Since the early part of the 20th century, scientists have been going to sea on ships equipped with long, hollow pipes called corers. These corers are used to collect seafloor sediments, plunging into the ocean bottom and capturing long stratified plugs of the seabed. These sediments contain clues to a myriad of past conditions and events in the Earth’s oceans and climate.
Over decades, technology and methods for handling coring systems have become safer, and core samples have become longer, reaching 20 to 25 meters (60 to 80 feet) in length. This longer reach provides access to deeper, older sediments, and thus a look further back into Earth history.
In the 1970s, Charley Hollister at the Woods Hole Oceanographic Institution (WHOI) recovered an historic core from the Northeast Pacific. It contained one of the longest continuous records of ocean basin history: 65 million years—back to times when dinosaurs still roamed the planet. As scientists still do today, Hollister and colleagues studied tiny fossilized shells and fish teeth found in the core. Careful analysis of these remnants can reveal the temperature, water chemistry, and other characteristics of ancient oceans.
The ability to collect these long cores has neither been easy nor routine for U.S. oceanographers. However, in 2007, scientists will have an opportunity to explore Earth’s history with a newly developed coring system that will extract 45-meter (150-foot) cores from the seafloor—some of the world’s longest.
This massive instrument, weighing more than 30,000 pounds when assembled, is so large that the WHOI-operated 85-meter (279-foot) research vessel Knorr had to be specially modified to accommodate the handling of the system’s extreme length and weight (view slideshow). The new device is nearly twice as long and five times as heavy as existing coring systems in the U.S. oceanographic fleet.
Private donations to WHOI, including the Cecil H. and Ida M. Green Technology Innovations Awards Program and the Grayce B. Kerr Fund, provided funds for feasibility studies and conceptual design. The National Science Foundation provided major funding for the construction of the system. To date, more than $5 million has been invested in engineering, ship modification, and equipment construction.
Historically, coring systems have encountered problems recovering samples of the soft sediment on the ocean bottom because the large weight of the equipment stretched the long cables needed to lower it to the seafloor.

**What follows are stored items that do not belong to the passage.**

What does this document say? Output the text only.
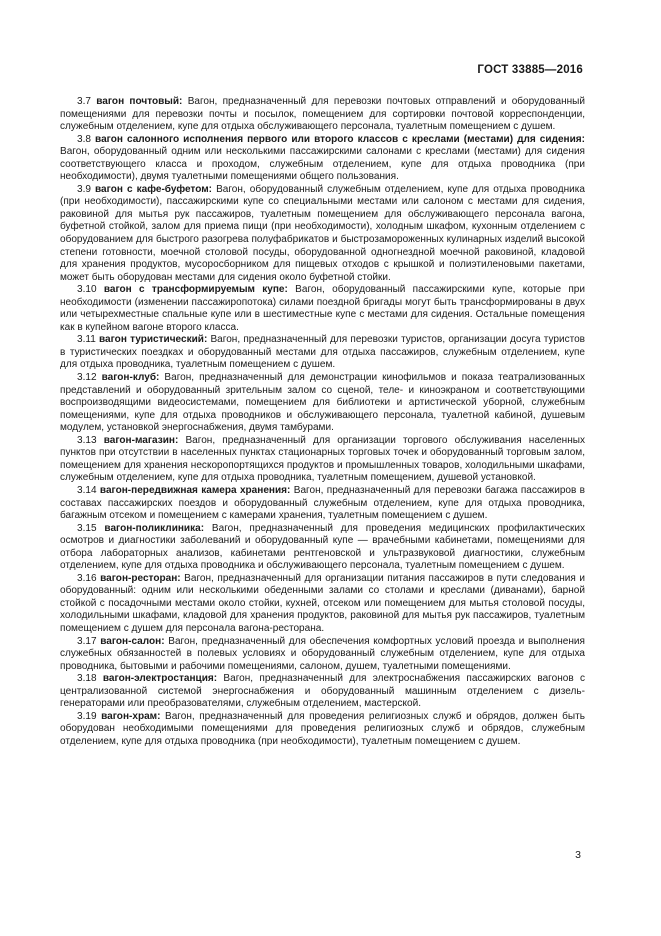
ГОСТ 33885—2016

3.7 вагон почтовый: Вагон, предназначенный для перевозки почтовых отправлений и оборудованный помещениями для перевозки почты и посылок, помещением для сортировки почтовой корреспонденции, служебным отделением, купе для отдыха обслуживающего персонала, туалетным помещением с душем.

3.8 вагон салонного исполнения первого или второго классов с креслами (местами) для сидения: Вагон, оборудованный одним или несколькими пассажирскими салонами с креслами (местами) для сидения соответствующего класса и проходом, служебным отделением, купе для отдыха проводника (при необходимости), двумя туалетными помещениями общего пользования.

3.9 вагон с кафе-буфетом: Вагон, оборудованный служебным отделением, купе для отдыха проводника (при необходимости), пассажирскими купе со специальными местами или салоном с местами для сидения, раковиной для мытья рук пассажиров, туалетным помещением для обслуживающего персонала вагона, буфетной стойкой, залом для приема пищи (при необходимости), холодным шкафом, кухонным отделением с оборудованием для быстрого разогрева полуфабрикатов и быстрозамороженных кулинарных изделий высокой степени готовности, моечной столовой посуды, оборудованной одногнездной моечной раковиной, кладовой для хранения продуктов, мусоросборником для пищевых отходов с крышкой и полиэтиленовыми пакетами, может быть оборудован местами для сидения около буфетной стойки.

3.10 вагон с трансформируемым купе: Вагон, оборудованный пассажирскими купе, которые при необходимости (изменении пассажиропотока) силами поездной бригады могут быть трансформированы в двух или четырехместные спальные купе или в шестиместные купе с местами для сидения. Остальные помещения как в купейном вагоне второго класса.

3.11 вагон туристический: Вагон, предназначенный для перевозки туристов, организации досуга туристов в туристических поездках и оборудованный местами для отдыха пассажиров, служебным отделением, купе для отдыха проводника, туалетным помещением с душем.

3.12 вагон-клуб: Вагон, предназначенный для демонстрации кинофильмов и показа театрализованных представлений и оборудованный зрительным залом со сценой, теле- и киноэкраном и соответствующими воспроизводящими видеосистемами, помещением для библиотеки и артистической уборной, служебным помещениями, купе для отдыха проводников и обслуживающего персонала, туалетной кабиной, душевым модулем, установкой энергоснабжения, двумя тамбурами.

3.13 вагон-магазин: Вагон, предназначенный для организации торгового обслуживания населенных пунктов при отсутствии в населенных пунктах стационарных торговых точек и оборудованный торговым залом, помещением для хранения нескоропортящихся продуктов и промышленных товаров, холодильными шкафами, служебным отделением, купе для отдыха проводника, туалетным помещением, душевой установкой.

3.14 вагон-передвижная камера хранения: Вагон, предназначенный для перевозки багажа пассажиров в составах пассажирских поездов и оборудованный служебным отделением, купе для отдыха проводника, багажным отсеком и помещением с камерами хранения, туалетным помещением с душем.

3.15 вагон-поликлиника: Вагон, предназначенный для проведения медицинских профилактических осмотров и диагностики заболеваний и оборудованный купе — врачебными кабинетами, помещениями для отбора лабораторных анализов, кабинетами рентгеновской и ультразвуковой диагностики, служебным отделением, купе для отдыха проводника и обслуживающего персонала, туалетным помещением с душем.

3.16 вагон-ресторан: Вагон, предназначенный для организации питания пассажиров в пути следования и оборудованный: одним или несколькими обеденными залами со столами и креслами (диванами), барной стойкой с посадочными местами около стойки, кухней, отсеком или помещением для мытья столовой посуды, холодильными шкафами, кладовой для хранения продуктов, раковиной для мытья рук пассажиров, туалетным помещением с душем для персонала вагона-ресторана.

3.17 вагон-салон: Вагон, предназначенный для обеспечения комфортных условий проезда и выполнения служебных обязанностей в полевых условиях и оборудованный служебным отделением, купе для отдыха проводника, бытовыми и рабочими помещениями, салоном, душем, туалетными помещениями.

3.18 вагон-электростанция: Вагон, предназначенный для электроснабжения пассажирских вагонов с централизованной системой энергоснабжения и оборудованный машинным отделением с дизель-генераторами или преобразователями, служебным отделением, мастерской.

3.19 вагон-храм: Вагон, предназначенный для проведения религиозных служб и обрядов, должен быть оборудован необходимыми помещениями для проведения религиозных служб и обрядов, служебным отделением, купе для отдыха проводника (при необходимости), туалетным помещением с душем.

3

The elongated cabled recoiled elastically, jerking the corer up after it penetrated the seabed and distorting the stratified layers that provide a chronology of past events in the ocean.
But an extremely strong, custom-made synthetic rope was designed for the WHOI long-coring system. Tests showed that even with a 35,000-pound load hanging in 15,000 feet of water, the rope would stretch less than 10 feet. This promises little recoil and high-quality cores with accurate records of past ocean conditions.
By the fall of 2007, the complex array of components of the coring system (view Flash) will be installed onboard Knorr, and sea trials will begin. The first cruise will be purely an engineering evaluation of all aspects of the system. Once in service though, the corer will be deployed all over the world oceans (view animation Quicktime or Media Player) to study climate history, sea-level change, and a variety of other scientific puzzles whose secrets are buried in sediments at the bottom of the sea.